Il d.l. n. 70/1970 ("norme in materia di collocamento e accertamento dei lavoratori agricoli") all'art. 20 prevede le sanzioni per la violazione delle disposizioni in esso contenute; i primi tre commi prevedono sanzioni penali (ammenda), gli altri una sanzione pecuniaria amministrativa. Nella specie, viene in questione il quarto comma, in base al quale "I datori di lavoro che non assumono i lavoratori per il tramite della sezione dell'Ufficio del lavoro sono assoggettati alla sanzione amministrativa del pagamento di una somma da lire 50.000 a lire 200.000 per ogni lavoratore assunto".

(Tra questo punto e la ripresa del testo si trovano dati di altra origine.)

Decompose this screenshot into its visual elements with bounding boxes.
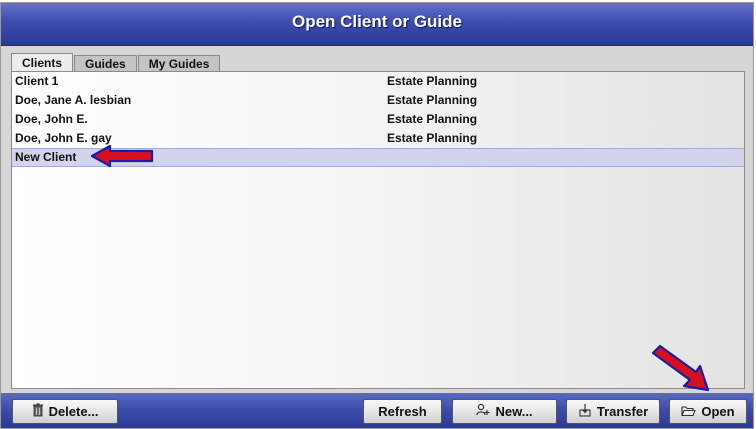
client-category: Estate Planning [387, 74, 478, 88]
title-bar: Open Client or Guide [1, 3, 753, 46]
open-button[interactable]: Open [669, 399, 747, 424]
transfer-button[interactable]: Transfer [566, 399, 660, 424]
trash-icon [32, 403, 44, 420]
tab-guides[interactable]: Guides [74, 55, 137, 72]
client-category: Estate Planning [387, 131, 478, 145]
refresh-button[interactable]: Refresh [363, 399, 442, 424]
open-client-dialog: Open Client or Guide Clients Guides My G… [0, 2, 754, 429]
client-list[interactable]: Client 1 Estate Planning Doe, Jane A. le… [11, 71, 745, 389]
list-item[interactable]: Doe, John E. Estate Planning [12, 110, 744, 129]
tab-clients[interactable]: Clients [11, 53, 74, 72]
delete-button[interactable]: Delete... [12, 399, 118, 424]
refresh-label: Refresh [378, 404, 427, 419]
client-name: New Client [15, 150, 77, 164]
client-name: Doe, John E. [15, 112, 88, 126]
client-name: Doe, Jane A. lesbian [15, 93, 132, 107]
transfer-icon [578, 403, 592, 420]
open-label: Open [701, 404, 735, 419]
list-item[interactable]: Doe, John E. gay Estate Planning [12, 129, 744, 148]
dialog-title: Open Client or Guide [291, 12, 462, 31]
client-category: Estate Planning [387, 93, 478, 107]
list-item-selected[interactable]: New Client [12, 148, 744, 167]
new-button[interactable]: New... [452, 399, 557, 424]
client-name: Doe, John E. gay [15, 131, 112, 145]
folder-open-icon [681, 404, 697, 420]
delete-label: Delete... [48, 404, 99, 419]
list-item[interactable]: Client 1 Estate Planning [12, 72, 744, 91]
button-bar: Delete... Refresh New... Transfer Open [1, 393, 753, 428]
client-name: Client 1 [15, 74, 59, 88]
tab-my-guides[interactable]: My Guides [137, 55, 221, 72]
list-item[interactable]: Doe, Jane A. lesbian Estate Planning [12, 91, 744, 110]
tab-bar: Clients Guides My Guides [11, 53, 221, 72]
client-category: Estate Planning [387, 112, 478, 126]
new-label: New... [495, 404, 533, 419]
transfer-label: Transfer [596, 404, 649, 419]
person-add-icon [476, 403, 490, 420]
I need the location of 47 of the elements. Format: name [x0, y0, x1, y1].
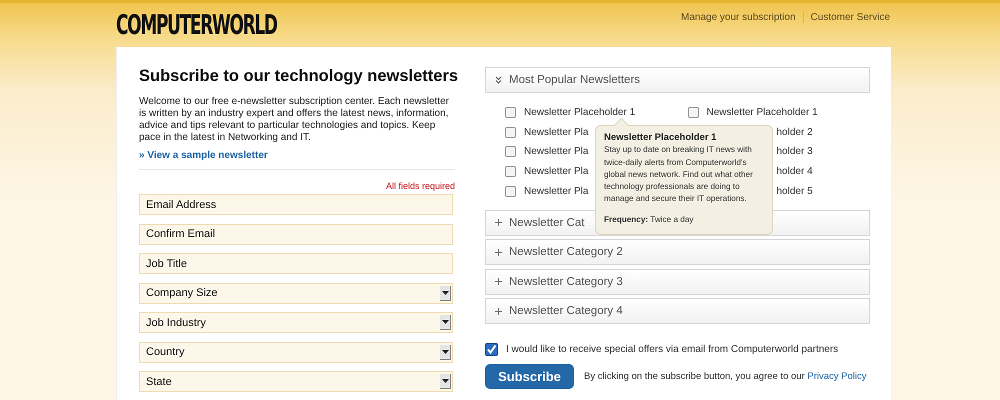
input-field[interactable]: Confirm Email: [139, 224, 453, 244]
newsletter-label: holder 3: [776, 146, 813, 158]
newsletter-label: Newsletter Pla: [524, 126, 588, 138]
checkbox[interactable]: [505, 126, 516, 138]
agreement-text: By clicking on the subscribe button, you agree to our Privacy Policy: [584, 371, 867, 382]
newsletter-label: holder 2: [776, 126, 813, 138]
checkbox[interactable]: [688, 106, 698, 118]
section-header[interactable]: Newsletter Category 2: [485, 239, 870, 266]
header-link[interactable]: Customer Service: [810, 12, 890, 23]
expand-icon: [495, 278, 503, 286]
input-field[interactable]: Email Address: [139, 194, 453, 215]
subscribe-button[interactable]: Subscribe: [485, 364, 574, 390]
select-field[interactable]: State: [139, 371, 453, 392]
expand-icon: [495, 219, 503, 226]
newsletter-label: Newsletter Pla: [524, 186, 588, 197]
newsletter-label: holder 4: [776, 166, 813, 177]
section-header[interactable]: Most Popular Newsletters: [485, 67, 870, 93]
privacy-link[interactable]: Privacy Policy: [807, 371, 867, 382]
section-header[interactable]: Newsletter Category 3: [485, 268, 870, 295]
sample-link[interactable]: » View a sample newsletter: [139, 150, 455, 161]
section-header[interactable]: Newsletter Category 4: [485, 298, 870, 324]
newsletter-label: holder 5: [776, 186, 813, 197]
select-field[interactable]: Country: [139, 342, 453, 362]
newsletter-label: Newsletter Pla: [524, 146, 588, 158]
newsletter-label: Newsletter Pla: [524, 166, 588, 177]
input-field[interactable]: Job Title: [139, 253, 453, 274]
collapse-icon: [495, 76, 503, 84]
checkbox[interactable]: [505, 186, 516, 197]
logo[interactable]: COMPUTERWORLD: [116, 13, 277, 40]
newsletter-label: Newsletter Placeholder 1: [524, 106, 636, 118]
offers-label: I would like to receive special offers via email from Computerworld partners: [506, 344, 838, 356]
required-note: All fields required: [384, 181, 455, 191]
checkbox[interactable]: [505, 106, 516, 118]
newsletter-label: Newsletter Placeholder 1: [706, 106, 818, 118]
select-field[interactable]: Company Size: [139, 282, 453, 304]
expand-icon: [495, 308, 503, 315]
frequency-text: Frequency: Twice a day: [604, 214, 694, 226]
select-field[interactable]: Job Industry: [139, 312, 453, 333]
tooltip-title: Newsletter Placeholder 1: [604, 132, 718, 144]
header-link[interactable]: Manage your subscription: [681, 12, 796, 23]
intro-text: Welcome to our free e-newsletter subscription center. Each newsletter is written by an industry expert and offers the latest news, information, advice and tips relevant to particular technologies and topics. Keep pace in the latest in Networking and IT.: [139, 96, 450, 144]
checkbox[interactable]: [505, 146, 516, 158]
tooltip-text: Stay up to date on breaking IT news with twice-daily alerts from Computerworld's global news network. Find out what other technology professionals are doing to manage and secure their IT operations.: [604, 144, 754, 206]
expand-icon: [495, 248, 503, 256]
checkbox[interactable]: [485, 343, 498, 356]
page-title: Subscribe to our technology newsletters: [139, 67, 455, 86]
checkbox[interactable]: [505, 166, 516, 177]
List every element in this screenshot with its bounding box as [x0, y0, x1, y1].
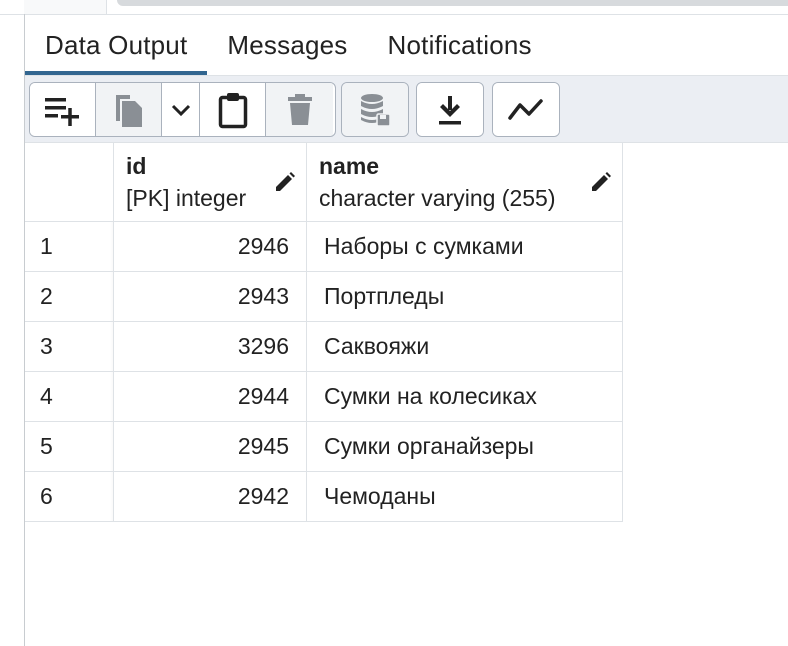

Il pretore prende le mosse dalla sentenza n. 32/1970 della Corte costituzionale, e riconosce la legittimità di principio di leggi di depenalizzazione e di un conseguente procedimento del tipo di quello introdotto dalla legge n. 317/67. Rileva tuttavia che, nella specie, é questione di una violazione che, fino al d.l. n. 7/70, era punita come contravvenzione dalla legge 21 aprile 1949, n. 264 (artt. 13 e 27) e successivamente, a suo giudizio, é tornata ad essere punita come contravvenzione dall'art. 33 della legge 20 maggio 1970, n. 300 (statuto dei lavoratori). Rileva, inoltre, che il d.l. n. 7/70, a differenza della legge n. 317/67, non reca alcuna dichiarazione espressa sulla depenalizzazione di violazioni in esso contemplate. Da ciò la conclusione "che il legislatore, nell'assoggettare a sanzione amministrativa una violazione di legge già esistente nel nostro ordinamento e per tradizione considerata sempre quale illecito penale stabilendo per essa la procedura di cui agli artt. 8 e 9 sopra citati e senza espressamente dichiararne la depenalizzazione, abbia violato quanto disposto dagli articoli 102, 113, 24 della Costituzione, trasferendo ad un organo amministrativo il potere di giudicare e punire una violazione di legge che non poteva, senza idoneo provvedimento legislativo, essere sottratta al giudice penale ordinario, con conseguente soppressione del diritto alla difesa, garantito e disciplinato dalle norme del processo penale".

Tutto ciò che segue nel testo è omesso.